Lilian suspendit son geste et leva les yeux vers son père.

— Alors ?

— Il ne m’a pas cru.

— Quel con ! Tu lui apportes noir sur blanc la preuve que nous risquons de passer à la casserole et il s’en fout ?

— Il va peut-être réfléchir, me recontacter.

— Tu y crois ? Sincèrement ?

Charles marqua une pause, essaya de se remémorer un signe positif dans le discours du président.

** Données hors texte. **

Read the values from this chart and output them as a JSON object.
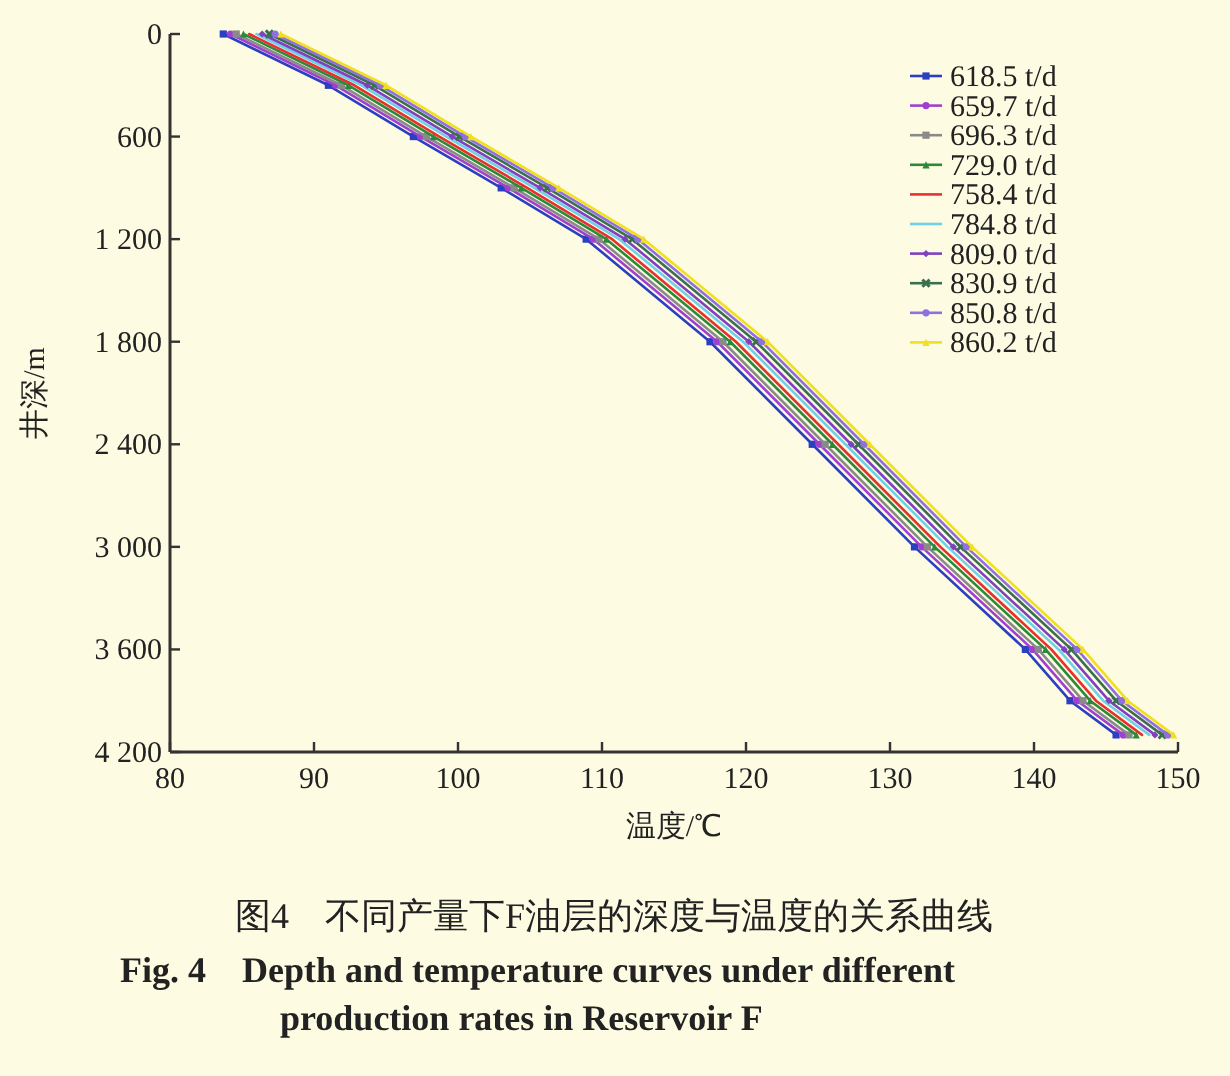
{
  "chart_data": {
    "type": "line",
    "title": "图4　不同产量下F油层的深度与温度的关系曲线",
    "subtitle": "Fig. 4　Depth and temperature curves under different production rates in Reservoir F",
    "xlabel": "温度/℃",
    "ylabel": "井深/m",
    "xlim": [
      80,
      150
    ],
    "xticks": [
      80,
      90,
      100,
      110,
      120,
      130,
      140,
      150
    ],
    "ylim": [
      4200,
      0
    ],
    "yticks": [
      0,
      600,
      {
        "value": 1200,
        "label": "1 200"
      },
      {
        "value": 1800,
        "label": "1 800"
      },
      {
        "value": 2400,
        "label": "2 400"
      },
      {
        "value": 3000,
        "label": "3 000"
      },
      {
        "value": 3600,
        "label": "3 600"
      },
      {
        "value": 4200,
        "label": "4 200"
      }
    ],
    "legend": "top right",
    "grid": false,
    "line_style": "solid",
    "series": [
      {
        "name": "618.5 t/d",
        "color": "#2b3fc0",
        "marker": "square",
        "x": [
          83.7,
          91.0,
          96.9,
          103.0,
          108.9,
          117.5,
          124.6,
          131.7,
          139.4,
          142.5,
          145.7
        ],
        "values": [
          0,
          300,
          600,
          900,
          1200,
          1800,
          2400,
          3000,
          3600,
          3900,
          4100
        ]
      },
      {
        "name": "659.7 t/d",
        "color": "#a040d0",
        "marker": "circle",
        "x": [
          84.2,
          91.5,
          97.4,
          103.5,
          109.4,
          118.0,
          125.1,
          132.2,
          139.9,
          143.0,
          146.2
        ],
        "values": [
          0,
          300,
          600,
          900,
          1200,
          1800,
          2400,
          3000,
          3600,
          3900,
          4100
        ]
      },
      {
        "name": "696.3 t/d",
        "color": "#8a8a8a",
        "marker": "square",
        "x": [
          84.6,
          91.9,
          97.8,
          103.9,
          109.8,
          118.4,
          125.5,
          132.6,
          140.3,
          143.4,
          146.6
        ],
        "values": [
          0,
          300,
          600,
          900,
          1200,
          1800,
          2400,
          3000,
          3600,
          3900,
          4100
        ]
      },
      {
        "name": "729.0 t/d",
        "color": "#2a8a3a",
        "marker": "triangle",
        "x": [
          85.1,
          92.4,
          98.3,
          104.4,
          110.3,
          118.9,
          126.0,
          133.1,
          140.8,
          143.9,
          147.1
        ],
        "values": [
          0,
          300,
          600,
          900,
          1200,
          1800,
          2400,
          3000,
          3600,
          3900,
          4100
        ]
      },
      {
        "name": "758.4 t/d",
        "color": "#e83030",
        "marker": "none",
        "x": [
          85.5,
          92.8,
          98.7,
          104.8,
          110.7,
          119.3,
          126.4,
          133.5,
          141.2,
          144.3,
          147.5
        ],
        "values": [
          0,
          300,
          600,
          900,
          1200,
          1800,
          2400,
          3000,
          3600,
          3900,
          4100
        ]
      },
      {
        "name": "784.8 t/d",
        "color": "#70d0e8",
        "marker": "none",
        "x": [
          86.0,
          93.3,
          99.2,
          105.3,
          111.2,
          119.8,
          126.9,
          134.0,
          141.7,
          144.8,
          148.0
        ],
        "values": [
          0,
          300,
          600,
          900,
          1200,
          1800,
          2400,
          3000,
          3600,
          3900,
          4100
        ]
      },
      {
        "name": "809.0 t/d",
        "color": "#8040c0",
        "marker": "diamond",
        "x": [
          86.4,
          93.7,
          99.6,
          105.7,
          111.6,
          120.2,
          127.3,
          134.4,
          142.1,
          145.2,
          148.4
        ],
        "values": [
          0,
          300,
          600,
          900,
          1200,
          1800,
          2400,
          3000,
          3600,
          3900,
          4100
        ]
      },
      {
        "name": "830.9 t/d",
        "color": "#3a7050",
        "marker": "cross",
        "x": [
          86.9,
          94.2,
          100.1,
          106.2,
          112.1,
          120.7,
          127.8,
          134.9,
          142.6,
          145.7,
          148.9
        ],
        "values": [
          0,
          300,
          600,
          900,
          1200,
          1800,
          2400,
          3000,
          3600,
          3900,
          4100
        ]
      },
      {
        "name": "850.8 t/d",
        "color": "#9070e0",
        "marker": "circle",
        "x": [
          87.3,
          94.6,
          100.5,
          106.6,
          112.5,
          121.1,
          128.2,
          135.3,
          143.0,
          146.1,
          149.3
        ],
        "values": [
          0,
          300,
          600,
          900,
          1200,
          1800,
          2400,
          3000,
          3600,
          3900,
          4100
        ]
      },
      {
        "name": "860.2 t/d",
        "color": "#f0e020",
        "marker": "triangle",
        "x": [
          87.7,
          95.0,
          100.9,
          107.0,
          112.9,
          121.5,
          128.6,
          135.7,
          143.4,
          146.5,
          149.7
        ],
        "values": [
          0,
          300,
          600,
          900,
          1200,
          1800,
          2400,
          3000,
          3600,
          3900,
          4100
        ]
      }
    ]
  }
}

— Non. Les risques sont trop grands pour lui.

— Et si tu rappelais sa femme ?

— Il a été clair. S’il entend encore parler de moi, il me fera interner.

— Désespérant.

— Après tout, il a peut-être raison. Imagine le chaos. Social, économique… La panique. Alors qu’il y a quoi ? Dix pour cent de probabilité que les cordes se réunissent, et si tel était le cas, quatre pour cent que les vents solaires frappent la Terre.

— Quand une graine de pissenlit s’envole, il y a une chance sur mille qu’elle se transforme en fleur. Et des pissenlits, on en a plein le jardin.

— Quoiqu’il arrive, tu auras fait ce qu’il faut, fit Charles en désignant les caisses amoncelées.

— Je n’arriverai jamais à une durée de conservation semblable à celle du Svalbard mais, après tout, ce qu’on leur demande, c’est de résister à une température de 50 à 60 degrés pendant trois jours.

— Si mes calculs sont exacts.

— Papa, il y a quinze mètres de tuffeau au dessus de nos têtes. J’ai stocké vingt mètres cubes d’eau et de quoi tenir six mois en nourriture.

— Pourquoi six mois ?

— La centrale nucléaire de Chinon est à trente kilomètres à vol d’oiseau. Que se passera –t-il si elle passe au grille-pain et que tous les ingénieurs censés la faire tourner prennent un gros coup de chaud ?

— Vu comme ça. Et le gaz carbonique ? Six mois sans oxygène, c’est long.

— J’ai installé des conduits jusqu’aux anciennes caves à champignons. Cinq hectares de troglos ! J’ai stocké en salle trois des panneaux photovoltaïques. Une fois le coup de chaud passé, je les installerai au nord des vignes. Il y a largement de quoi nous éclairer et de quoi alimenter le générateur pour l’aération.

— Et sinon ?

— Quatre lits dans la salle neuf, six dans la salle sept, plus un canapé pourri, l’intégrale de San-Antonio, de la vaisselle et deux tabourets. C’est Byzance !

— Pour ceux qui auront le temps de s’abriter.

— Quand même, je suis scié que personne ne t’ai cru.